The documentary American Cowgirl shows 101-year-old Ms. Reeves riding, assisting at a girls’ summer camp, and trying to keep herself from cussing on camera. As she said, “There’s nothing as expressive as profanity.” The woman described as America’s oldest cowgirl said, “My life’s not important to very many people. But what I have done may be something that will motivate someone else. I hope so.” Less than a year after being filmed, she was thrown from her favorite horse, a 28-year-old named Dr. Pepper, and died of cardiac arrest. Her spirited example lives on.
To learn about other inspiring cowgirls, check out:
Cowgirls: Women of the Wild West by Elizabeth Clair Flood and Willam Manns. This photo-packed resource is a tribute to women including those who worked the land and cattle, competed in early rodeos, and starred as cowgirls in Hollywood. It also surveys the impact of cowgirls on gear as well as fashion.
The Cowgirls by Joyce Gibson Roach. A stirring historical account of women who outsmarted desperadoes, discovered cures, took on the government, plus created new works of art in song, story, verse, and performance.
Cowgirls: Stories of Trick Riders, Sharp Shooters, and Untamed Women by Erin H. Turner. Learn about cowgirl history through the stories of 12 fascinatingly different women.
Cowgirls: Women of the American West by Teresa Jordan. Enjoy accounts of today’s cowgirls working on ranches and rodeos across the west.
Lazy B: Growing up on a Cattle Ranch in the American Southwest by Sandra Day O’Connor. We may not consider our Supreme Court Justice a cowgirl, but her vivid memoir gives us a glimpse of childhood on a hardworking ranch.

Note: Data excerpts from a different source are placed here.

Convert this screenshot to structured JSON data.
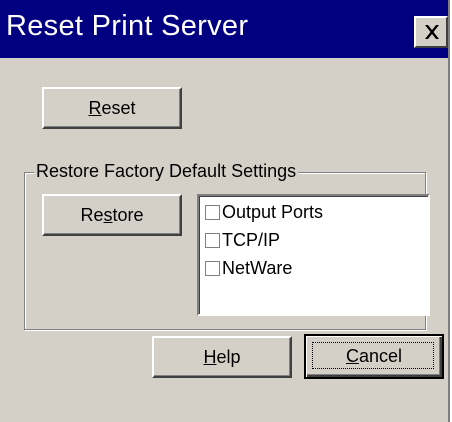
{
  "window": {
    "title": "Reset Print Server",
    "close_icon": "close-icon"
  },
  "reset_button": {
    "label_ul": "R",
    "label_rest": "eset"
  },
  "restore_group": {
    "label": "Restore Factory Default Settings",
    "restore_button": {
      "label_pre": "Re",
      "label_ul": "s",
      "label_post": "tore"
    },
    "options": [
      {
        "label": "Output Ports",
        "checked": false
      },
      {
        "label": "TCP/IP",
        "checked": false
      },
      {
        "label": "NetWare",
        "checked": false
      }
    ]
  },
  "help_button": {
    "label_ul": "H",
    "label_rest": "elp"
  },
  "cancel_button": {
    "label_ul": "C",
    "label_rest": "ancel"
  },
  "colors": {
    "titlebar": "#000080",
    "face": "#d4d0c8",
    "title_text": "#ffffff"
  }
}
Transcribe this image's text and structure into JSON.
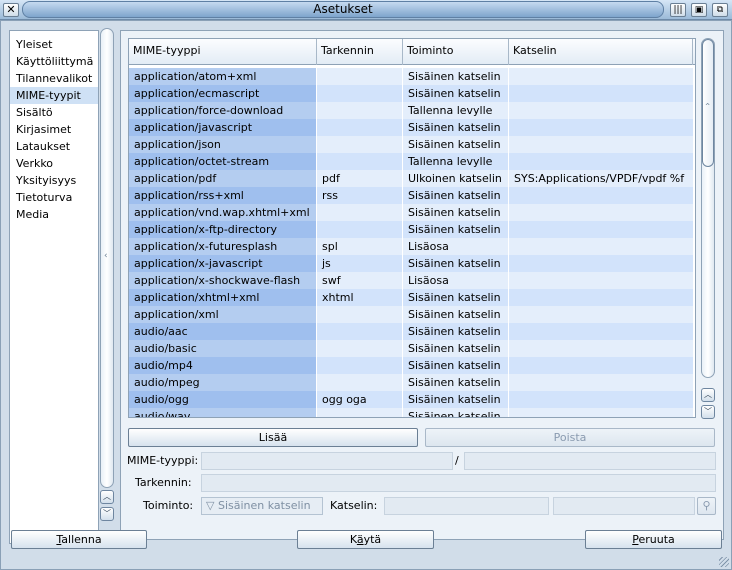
{
  "window": {
    "title": "Asetukset",
    "close_glyph": "✕",
    "buttons": [
      "|||",
      "▣",
      "⧉"
    ]
  },
  "categories": [
    {
      "label": "Yleiset",
      "selected": false
    },
    {
      "label": "Käyttöliittymä",
      "selected": false
    },
    {
      "label": "Tilannevalikot",
      "selected": false
    },
    {
      "label": "MIME-tyypit",
      "selected": true
    },
    {
      "label": "Sisältö",
      "selected": false
    },
    {
      "label": "Kirjasimet",
      "selected": false
    },
    {
      "label": "Lataukset",
      "selected": false
    },
    {
      "label": "Verkko",
      "selected": false
    },
    {
      "label": "Yksityisyys",
      "selected": false
    },
    {
      "label": "Tietoturva",
      "selected": false
    },
    {
      "label": "Media",
      "selected": false
    }
  ],
  "table": {
    "columns": [
      "MIME-tyyppi",
      "Tarkennin",
      "Toiminto",
      "Katselin"
    ],
    "rows": [
      [
        "application/atom+xml",
        "",
        "Sisäinen katselin",
        ""
      ],
      [
        "application/ecmascript",
        "",
        "Sisäinen katselin",
        ""
      ],
      [
        "application/force-download",
        "",
        "Tallenna levylle",
        ""
      ],
      [
        "application/javascript",
        "",
        "Sisäinen katselin",
        ""
      ],
      [
        "application/json",
        "",
        "Sisäinen katselin",
        ""
      ],
      [
        "application/octet-stream",
        "",
        "Tallenna levylle",
        ""
      ],
      [
        "application/pdf",
        "pdf",
        "Ulkoinen katselin",
        "SYS:Applications/VPDF/vpdf %f"
      ],
      [
        "application/rss+xml",
        "rss",
        "Sisäinen katselin",
        ""
      ],
      [
        "application/vnd.wap.xhtml+xml",
        "",
        "Sisäinen katselin",
        ""
      ],
      [
        "application/x-ftp-directory",
        "",
        "Sisäinen katselin",
        ""
      ],
      [
        "application/x-futuresplash",
        "spl",
        "Lisäosa",
        ""
      ],
      [
        "application/x-javascript",
        "js",
        "Sisäinen katselin",
        ""
      ],
      [
        "application/x-shockwave-flash",
        "swf",
        "Lisäosa",
        ""
      ],
      [
        "application/xhtml+xml",
        "xhtml",
        "Sisäinen katselin",
        ""
      ],
      [
        "application/xml",
        "",
        "Sisäinen katselin",
        ""
      ],
      [
        "audio/aac",
        "",
        "Sisäinen katselin",
        ""
      ],
      [
        "audio/basic",
        "",
        "Sisäinen katselin",
        ""
      ],
      [
        "audio/mp4",
        "",
        "Sisäinen katselin",
        ""
      ],
      [
        "audio/mpeg",
        "",
        "Sisäinen katselin",
        ""
      ],
      [
        "audio/ogg",
        "ogg oga",
        "Sisäinen katselin",
        ""
      ],
      [
        "audio/wav",
        "",
        "Sisäinen katselin",
        ""
      ]
    ]
  },
  "buttons": {
    "add": "Lisää",
    "remove": "Poista"
  },
  "form": {
    "mime_label": "MIME-tyyppi:",
    "mime_separator": "/",
    "extension_label": "Tarkennin:",
    "action_label": "Toiminto:",
    "action_value": "Sisäinen katselin",
    "action_arrow": "▽",
    "viewer_label": "Katselin:",
    "search_glyph": "⚲"
  },
  "bottom": {
    "save_ul": "T",
    "save_rest": "allenna",
    "use_pre": "K",
    "use_ul": "ä",
    "use_rest": "ytä",
    "cancel_ul": "P",
    "cancel_rest": "eruuta"
  },
  "scroll_glyphs": {
    "up": "︿",
    "down": "﹀",
    "grip": "‹"
  }
}
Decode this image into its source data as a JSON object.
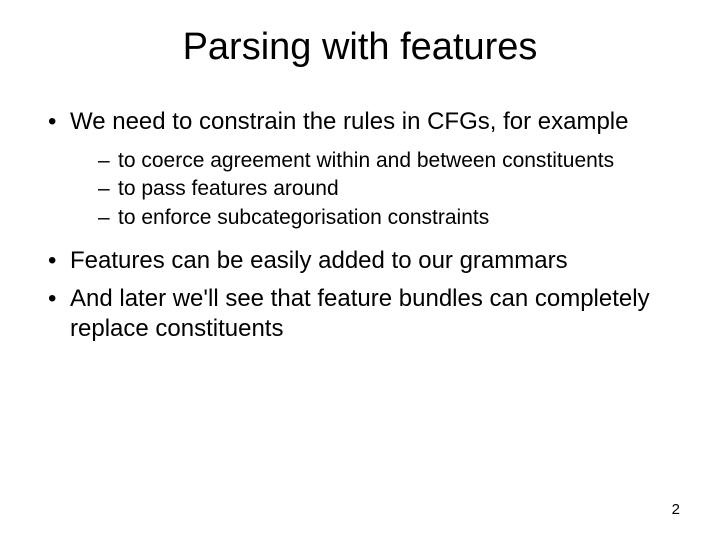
{
  "title": "Parsing with features",
  "bullets": [
    {
      "text": "We need to constrain the rules in CFGs, for example",
      "children": [
        "to coerce agreement within and between constituents",
        "to pass features around",
        "to enforce subcategorisation constraints"
      ]
    },
    {
      "text": "Features can be easily added to our grammars"
    },
    {
      "text": "And later we'll see that feature bundles can completely replace constituents"
    }
  ],
  "page_number": "2"
}
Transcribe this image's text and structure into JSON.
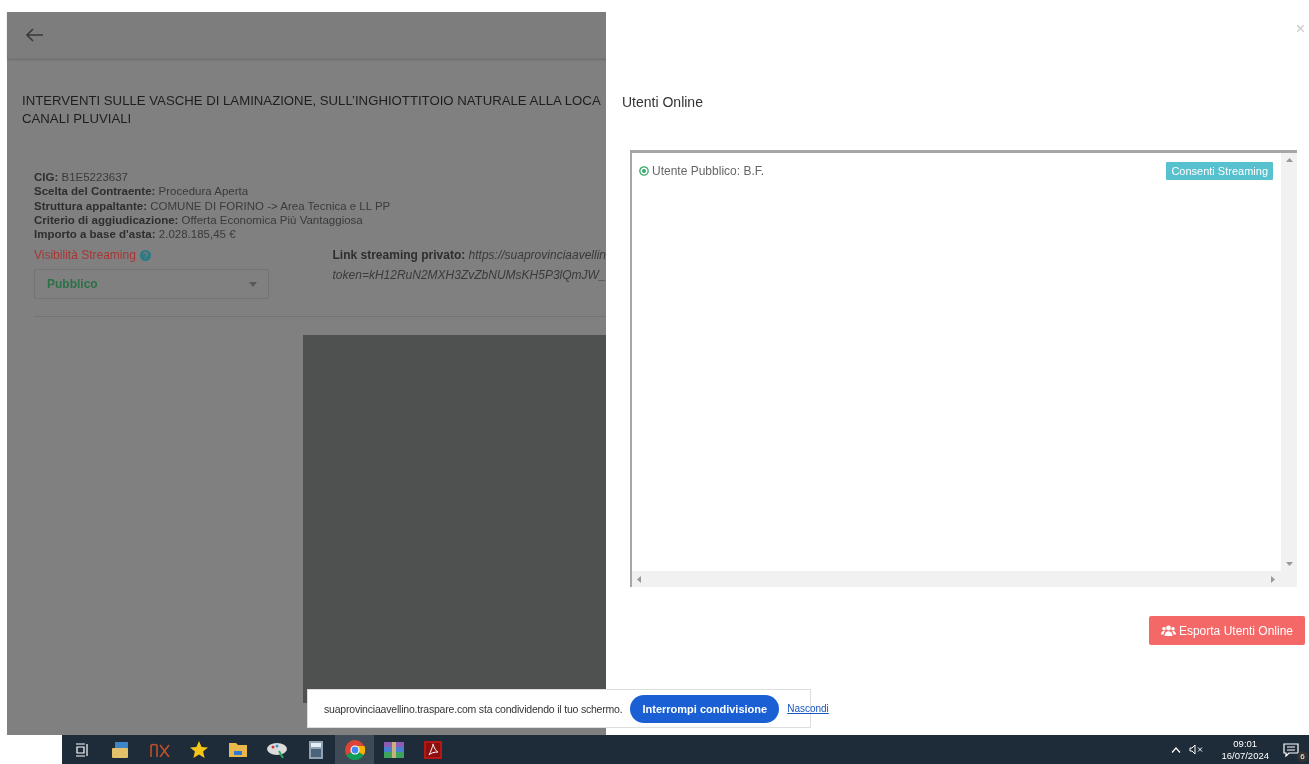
{
  "page": {
    "title_lines": [
      "INTERVENTI SULLE VASCHE DI LAMINAZIONE, SULL’INGHIOTTITOIO NATURALE ALLA LOCA",
      "CANALI PLUVIALI"
    ],
    "details": [
      {
        "label": "CIG:",
        "value": "B1E5223637"
      },
      {
        "label": "Scelta del Contraente:",
        "value": "Procedura Aperta"
      },
      {
        "label": "Struttura appaltante:",
        "value": "COMUNE DI FORINO -> Area Tecnica e LL PP"
      },
      {
        "label": "Criterio di aggiudicazione:",
        "value": "Offerta Economica Più Vantaggiosa"
      },
      {
        "label": "Importo a base d'asta:",
        "value": "2.028.185,45 €"
      }
    ],
    "visibility": {
      "label": "Visibilità Streaming",
      "value": "Pubblico"
    },
    "private_link": {
      "label": "Link streaming privato:",
      "url_lines": [
        "https://suaprovinciaavellin",
        "token=kH12RuN2MXH3ZvZbNUMsKH5P3lQmJW_"
      ]
    }
  },
  "panel": {
    "close": "×",
    "title": "Utenti Online",
    "users": [
      {
        "label": "Utente Pubblico: B.F.",
        "action": "Consenti Streaming"
      }
    ],
    "export_button": "Esporta Utenti Online"
  },
  "share_bar": {
    "message": "suaprovinciaavellino.traspare.com sta condividendo il tuo schermo.",
    "stop_button": "Interrompi condivisione",
    "hide_link": "Nascondi"
  },
  "taskbar": {
    "apps": [
      {
        "kind": "taskview",
        "selected": false
      },
      {
        "kind": "mail",
        "selected": false
      },
      {
        "kind": "nx",
        "selected": false
      },
      {
        "kind": "star",
        "selected": false
      },
      {
        "kind": "folder",
        "selected": false
      },
      {
        "kind": "paint",
        "selected": false
      },
      {
        "kind": "calculator",
        "selected": false
      },
      {
        "kind": "chrome",
        "selected": true
      },
      {
        "kind": "archive",
        "selected": false
      },
      {
        "kind": "pdf",
        "selected": false
      }
    ],
    "time": "09:01",
    "date": "16/07/2024",
    "notifications": "6"
  }
}
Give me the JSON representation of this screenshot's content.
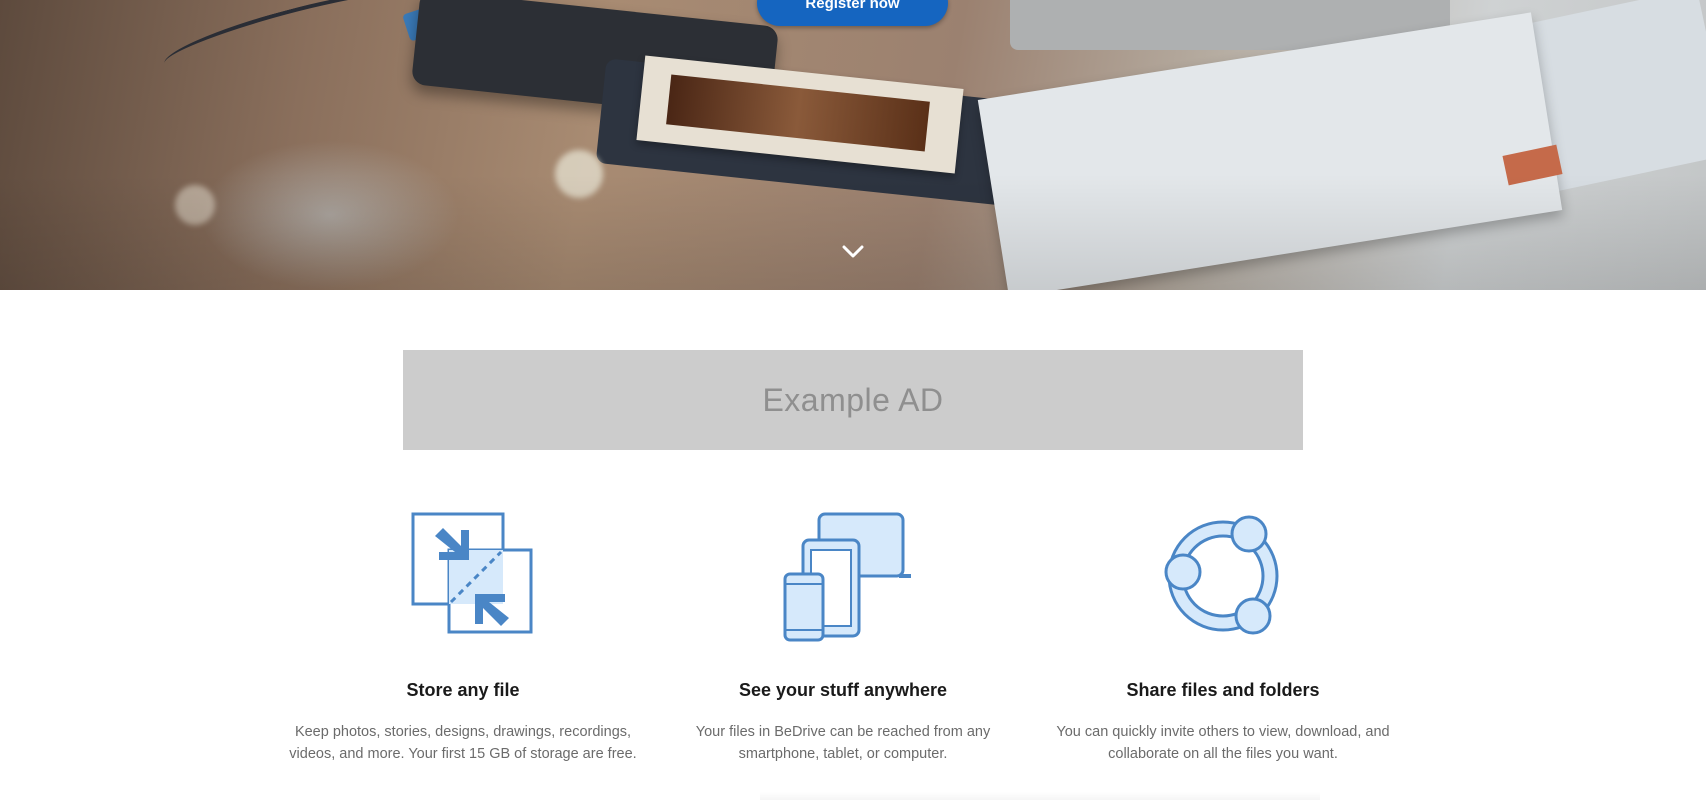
{
  "hero": {
    "register_label": "Register now",
    "scroll_icon": "chevron-down-icon"
  },
  "ad": {
    "text": "Example AD"
  },
  "features": [
    {
      "icon": "compress-arrows-icon",
      "title": "Store any file",
      "line1": "Keep photos, stories, designs, drawings, recordings,",
      "line2": "videos, and more. Your first 15 GB of storage are free."
    },
    {
      "icon": "devices-icon",
      "title": "See your stuff anywhere",
      "line1": "Your files in BeDrive can be reached from any",
      "line2": "smartphone, tablet, or computer."
    },
    {
      "icon": "share-network-icon",
      "title": "Share files and folders",
      "line1": "You can quickly invite others to view, download, and",
      "line2": "collaborate on all the files you want."
    }
  ],
  "colors": {
    "accent": "#1565c0",
    "icon_stroke": "#4a86c6",
    "icon_fill": "#d6e9fb",
    "ad_bg": "#cccccc"
  }
}
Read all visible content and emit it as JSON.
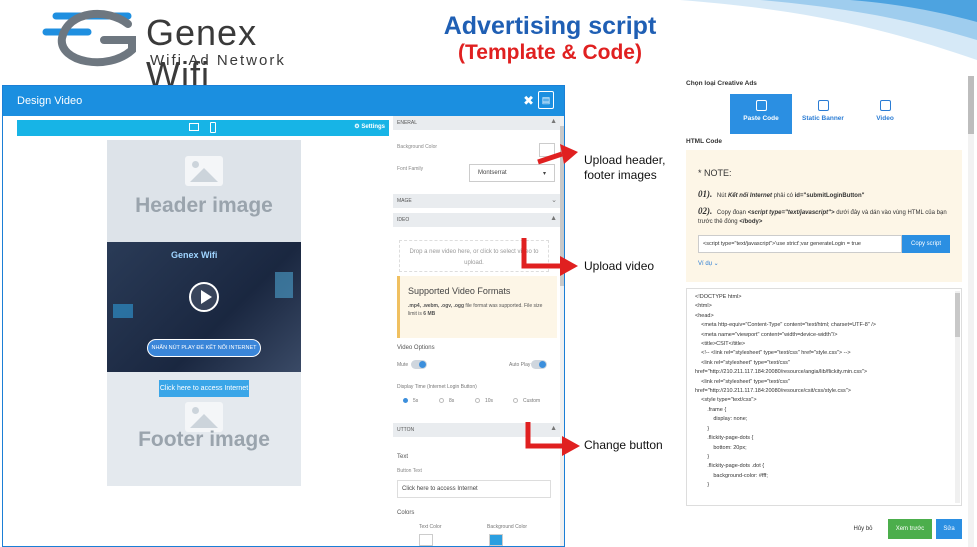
{
  "logo": {
    "name": "Genex Wifi",
    "tagline": "Wifi Ad Network"
  },
  "headline": {
    "title": "Advertising script",
    "subtitle": "(Template & Code)"
  },
  "design": {
    "title": "Design Video",
    "close": "✖",
    "preview": {
      "settings_label": "Settings",
      "header_label": "Header image",
      "footer_label": "Footer image",
      "video_logo": "Genex Wifi",
      "video_button": "NHẤN NÚT PLAY ĐỂ KẾT NỐI INTERNET",
      "access_button": "Click here to access Internet"
    },
    "settings": {
      "general": "ENERAL",
      "background_color": "Background Color",
      "font_family": "Font Family",
      "font_value": "Montserrat",
      "image": "MAGE",
      "video": "IDEO",
      "dropzone": "Drop a new video here, or click to select video to upload.",
      "supported_title": "Supported Video Formats",
      "supported_desc_formats": ".mp4, .webm, .ogv, .ogg",
      "supported_desc_text": " file format was supported. File size limit is ",
      "supported_desc_limit": "6 MB",
      "video_options": "Video Options",
      "mute": "Mute",
      "autoplay": "Auto Play",
      "display_time": "Display Time (Internet Login Button)",
      "times": [
        "5s",
        "8s",
        "10s",
        "Custom"
      ],
      "button_section": "UTTON",
      "text_heading": "Text",
      "button_text_label": "Button Text",
      "button_text_value": "Click here to access Internet",
      "colors": "Colors",
      "text_color": "Text Color",
      "background_color_btn": "Background Color"
    }
  },
  "annotations": {
    "upload_header_1": "Upload header,",
    "upload_header_2": "footer images",
    "upload_video": "Upload video",
    "change_button": "Change button"
  },
  "creative": {
    "title": "Chọn loại Creative Ads",
    "tabs": [
      {
        "label": "Paste Code",
        "active": true
      },
      {
        "label": "Static Banner",
        "active": false
      },
      {
        "label": "Video",
        "active": false
      }
    ],
    "html_code_label": "HTML Code",
    "note_title": "* NOTE:",
    "note_1_num": "01).",
    "note_1_a": "Nút ",
    "note_1_b": "Kết nối Internet",
    "note_1_c": " phải có ",
    "note_1_d": "id=\"submitLoginButton\"",
    "note_2_num": "02).",
    "note_2_a": "Copy đoạn ",
    "note_2_b": "<script type=\"text/javascript\">",
    "note_2_c": " dưới đây và dán vào vùng HTML của bạn trước thẻ đóng ",
    "note_2_d": "</body>",
    "code_snippet": "<script type=\"text/javascript\">'use strict';var generateLogin = true",
    "copy_button": "Copy script",
    "example": "Ví dụ ⌄",
    "code_lines": [
      "<!DOCTYPE html>",
      "<html>",
      "<head>",
      "    <meta http-equiv=\"Content-Type\" content=\"text/html; charset=UTF-8\" />",
      "    <meta name=\"viewport\" content=\"width=device-width\"/>",
      "    <title>CSIT</title>",
      "    <!-- <link rel=\"stylesheet\" type=\"text/css\" href=\"style.css\"> -->",
      "    <link rel=\"stylesheet\" type=\"text/css\"",
      "href=\"http://210.211.117.184:20080/resource/angia/lib/flickity.min.css\">",
      "    <link rel=\"stylesheet\" type=\"text/css\"",
      "href=\"http://210.211.117.184:20080/resource/csit/css/style.css\">",
      "    <style type=\"text/css\">",
      "        .frame {",
      "            display: none;",
      "        }",
      "        .flickity-page-dots {",
      "            bottom: 20px;",
      "        }",
      "        .flickity-page-dots .dot {",
      "            background-color: #fff;",
      "        }"
    ],
    "cancel": "Hủy bỏ",
    "preview": "Xem trước",
    "save": "Sửa"
  },
  "colors": {
    "brand_blue": "#1f5fb4",
    "accent_red": "#e02020",
    "panel_blue": "#1b8fe0",
    "green": "#4cae4c"
  }
}
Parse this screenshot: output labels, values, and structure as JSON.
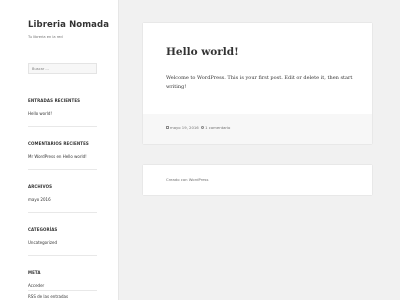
{
  "site": {
    "title": "Libreria Nomada",
    "description": "Tu libreria en la red"
  },
  "search": {
    "placeholder": "Buscar ..."
  },
  "widgets": {
    "recent_posts": {
      "title": "ENTRADAS RECIENTES",
      "items": [
        "Hello world!"
      ]
    },
    "recent_comments": {
      "title": "COMENTARIOS RECIENTES",
      "items": [
        "Mr WordPress en Hello world!"
      ]
    },
    "archives": {
      "title": "ARCHIVOS",
      "items": [
        "mayo 2016"
      ]
    },
    "categories": {
      "title": "CATEGORÍAS",
      "items": [
        "Uncategorized"
      ]
    },
    "meta": {
      "title": "META",
      "items": [
        "Acceder",
        "RSS de las entradas"
      ]
    }
  },
  "post": {
    "title": "Hello world!",
    "body": "Welcome to WordPress. This is your first post. Edit or delete it, then start writing!",
    "date": "mayo 19, 2016",
    "comments": "1 comentario"
  },
  "footer": {
    "credit": "Creado con WordPress"
  },
  "colors": {
    "background": "#f1f1f1",
    "card": "#ffffff",
    "text": "#333333",
    "muted": "#707070"
  }
}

The Cowgirl Way: Hats Off to America’s Women of the West by Holly George-Warren. Aimed at readers 9 and up but interesting to all ages, this entertaining book provides a wealth of visuals and information.
Born to Be a Cowgirl: A Spirited Ride Through the Old West by Candace C. Savage. This book for tweens includes girls as well as women in a wide-ranging and well-illustrated glimpse of cowgirl history.